On Sun, May 5, 2013 at 5:57 PM, David Cournapeau <cournape at gmail.com> wrote:
>> perf is a fabulous framework and doesn't have any way to get full
>> callgraph information out so IME it's been useless. They have
>> reporting modes that claim to (like some "fractal" thing?) but AFAI
>> been able to tell from docs/googling/mailing lists, there is nobody
>> who understands how to interpret this output except the people who
>> wrote it.

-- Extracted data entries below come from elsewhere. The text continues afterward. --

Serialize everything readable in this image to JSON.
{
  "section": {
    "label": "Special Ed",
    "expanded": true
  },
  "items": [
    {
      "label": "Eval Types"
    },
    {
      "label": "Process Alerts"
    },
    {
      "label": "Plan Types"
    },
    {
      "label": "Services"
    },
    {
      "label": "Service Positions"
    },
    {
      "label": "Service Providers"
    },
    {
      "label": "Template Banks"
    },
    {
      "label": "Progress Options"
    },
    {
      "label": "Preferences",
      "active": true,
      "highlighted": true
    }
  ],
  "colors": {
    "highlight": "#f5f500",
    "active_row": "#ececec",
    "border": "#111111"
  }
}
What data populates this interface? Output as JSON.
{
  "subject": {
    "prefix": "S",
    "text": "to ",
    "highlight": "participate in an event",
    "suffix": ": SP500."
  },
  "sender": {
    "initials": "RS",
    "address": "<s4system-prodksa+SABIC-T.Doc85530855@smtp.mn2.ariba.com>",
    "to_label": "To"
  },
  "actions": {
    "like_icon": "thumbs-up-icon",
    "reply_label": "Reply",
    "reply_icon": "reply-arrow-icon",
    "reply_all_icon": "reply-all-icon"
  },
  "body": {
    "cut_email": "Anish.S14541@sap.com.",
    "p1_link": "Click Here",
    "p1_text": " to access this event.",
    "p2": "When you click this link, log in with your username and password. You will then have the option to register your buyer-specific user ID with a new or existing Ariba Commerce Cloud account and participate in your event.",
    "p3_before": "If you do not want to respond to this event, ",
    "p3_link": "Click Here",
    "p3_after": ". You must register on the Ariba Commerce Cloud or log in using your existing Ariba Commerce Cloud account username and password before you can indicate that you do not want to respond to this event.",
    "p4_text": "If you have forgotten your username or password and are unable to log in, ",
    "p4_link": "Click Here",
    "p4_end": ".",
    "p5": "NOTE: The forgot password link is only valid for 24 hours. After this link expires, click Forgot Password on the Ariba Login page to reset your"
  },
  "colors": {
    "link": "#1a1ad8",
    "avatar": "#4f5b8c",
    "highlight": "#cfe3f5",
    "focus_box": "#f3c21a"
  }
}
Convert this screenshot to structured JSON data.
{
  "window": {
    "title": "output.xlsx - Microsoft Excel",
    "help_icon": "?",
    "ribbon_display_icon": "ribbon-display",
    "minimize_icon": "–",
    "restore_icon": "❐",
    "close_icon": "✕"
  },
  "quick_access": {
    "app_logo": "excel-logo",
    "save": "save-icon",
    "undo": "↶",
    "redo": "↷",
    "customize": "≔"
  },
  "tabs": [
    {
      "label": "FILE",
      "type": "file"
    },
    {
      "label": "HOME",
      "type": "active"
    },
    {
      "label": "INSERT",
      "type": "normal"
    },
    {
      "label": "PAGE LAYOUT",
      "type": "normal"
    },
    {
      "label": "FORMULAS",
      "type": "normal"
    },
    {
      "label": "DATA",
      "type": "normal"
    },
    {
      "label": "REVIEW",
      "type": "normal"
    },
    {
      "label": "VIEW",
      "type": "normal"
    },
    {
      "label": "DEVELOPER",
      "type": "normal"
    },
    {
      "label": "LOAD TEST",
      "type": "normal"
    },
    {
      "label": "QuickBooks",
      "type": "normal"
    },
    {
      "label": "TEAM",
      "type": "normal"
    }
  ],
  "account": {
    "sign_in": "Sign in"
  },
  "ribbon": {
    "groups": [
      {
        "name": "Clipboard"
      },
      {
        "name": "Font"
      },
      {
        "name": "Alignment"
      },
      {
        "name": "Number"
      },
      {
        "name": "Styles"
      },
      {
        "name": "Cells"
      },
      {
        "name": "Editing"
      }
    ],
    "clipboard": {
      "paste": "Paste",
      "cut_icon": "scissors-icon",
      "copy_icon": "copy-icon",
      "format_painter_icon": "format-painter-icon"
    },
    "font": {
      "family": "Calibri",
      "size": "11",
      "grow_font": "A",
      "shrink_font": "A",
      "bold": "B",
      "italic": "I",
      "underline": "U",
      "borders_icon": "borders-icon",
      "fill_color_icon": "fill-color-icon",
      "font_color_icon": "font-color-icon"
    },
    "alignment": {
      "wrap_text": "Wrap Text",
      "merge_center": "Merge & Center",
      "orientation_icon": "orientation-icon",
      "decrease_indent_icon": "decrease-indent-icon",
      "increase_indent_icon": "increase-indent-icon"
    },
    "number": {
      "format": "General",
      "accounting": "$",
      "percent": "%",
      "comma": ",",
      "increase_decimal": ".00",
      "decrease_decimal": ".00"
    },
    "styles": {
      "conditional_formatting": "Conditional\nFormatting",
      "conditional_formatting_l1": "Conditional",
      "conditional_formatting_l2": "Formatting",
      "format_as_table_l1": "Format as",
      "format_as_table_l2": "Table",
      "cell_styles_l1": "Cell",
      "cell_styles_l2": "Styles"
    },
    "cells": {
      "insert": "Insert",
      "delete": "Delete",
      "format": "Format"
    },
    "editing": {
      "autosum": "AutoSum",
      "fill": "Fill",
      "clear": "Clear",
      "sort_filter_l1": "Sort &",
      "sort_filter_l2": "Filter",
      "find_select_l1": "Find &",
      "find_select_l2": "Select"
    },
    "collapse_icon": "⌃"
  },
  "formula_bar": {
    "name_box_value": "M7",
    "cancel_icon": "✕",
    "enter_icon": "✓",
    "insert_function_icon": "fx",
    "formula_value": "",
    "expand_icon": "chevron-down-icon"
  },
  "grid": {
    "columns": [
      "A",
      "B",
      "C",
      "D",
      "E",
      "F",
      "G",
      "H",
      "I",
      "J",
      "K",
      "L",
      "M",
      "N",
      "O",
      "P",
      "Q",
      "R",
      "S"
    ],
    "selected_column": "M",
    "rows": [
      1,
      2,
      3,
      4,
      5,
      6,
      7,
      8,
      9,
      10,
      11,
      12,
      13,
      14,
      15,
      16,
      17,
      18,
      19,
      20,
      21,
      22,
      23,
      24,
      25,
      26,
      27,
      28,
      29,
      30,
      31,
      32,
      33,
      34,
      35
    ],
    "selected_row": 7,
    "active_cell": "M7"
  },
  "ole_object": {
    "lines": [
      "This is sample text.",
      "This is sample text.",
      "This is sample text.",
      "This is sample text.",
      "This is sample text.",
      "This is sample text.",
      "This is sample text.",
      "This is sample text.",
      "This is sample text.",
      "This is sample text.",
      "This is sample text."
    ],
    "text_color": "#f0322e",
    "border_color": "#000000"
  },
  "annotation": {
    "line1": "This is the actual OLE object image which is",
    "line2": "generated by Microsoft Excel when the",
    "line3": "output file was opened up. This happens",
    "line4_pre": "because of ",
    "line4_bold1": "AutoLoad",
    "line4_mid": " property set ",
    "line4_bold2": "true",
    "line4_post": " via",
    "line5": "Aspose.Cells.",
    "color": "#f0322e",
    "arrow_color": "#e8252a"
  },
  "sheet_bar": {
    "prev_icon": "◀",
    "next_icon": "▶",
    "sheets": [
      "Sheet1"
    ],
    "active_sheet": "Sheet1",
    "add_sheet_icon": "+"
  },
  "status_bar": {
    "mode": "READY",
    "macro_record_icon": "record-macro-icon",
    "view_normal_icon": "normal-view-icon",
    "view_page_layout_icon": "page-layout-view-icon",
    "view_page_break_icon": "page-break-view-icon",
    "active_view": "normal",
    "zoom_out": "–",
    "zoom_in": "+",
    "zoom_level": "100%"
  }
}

Really a shame that it falls down in the last mile like
>> that, hopefully they will fix this soon.
>
> Perf doc is written for Vulcan, but it does what I think you want, say:
>
> void work(int n) {
>   volatile int i=0; //don't optimize away
>   while(i++ < n);
> }
> void easy() { work(1000 * 1000 * 50); }
> void hard() { work(1000*1000*1000); }
> int main() { easy(); hard(); }
>
> compile with gcc -g -O0, and then:
>
> perf record -g -a -- ./a.out
> perf report -g -a --stdio
>
> gives me
>
>   95.22%            a.out  a.out
>   [.] work
>                       |
>                       --- work
>                          |
>                          |--89.84%-- hard
>                          |          main
>                          |          __libc_start_main
>                          |
>                           --5.38%-- easy
>                                     main
>                                     __libc_start_main
>
>
> or maybe even better with the -G option
>
>  95.22%            a.out  a.out
>  [.] work
>                       |
>                       --- __libc_start_main
>                           main
>                          |
>                          |--94.35%-- hard
>                          |          work
>                          |
>                           --5.65%-- easy
>                                     work
>

Yeah I've seen these displays before and I can see the information is
there, and (knowing the code you ran) that somehow the first number
has to do with the time spent under 'hard' and the second to do with
time spent under 'easy', but I have no idea how to generalize this to
arbitrary samples of these output formats. That's what I meant.

-n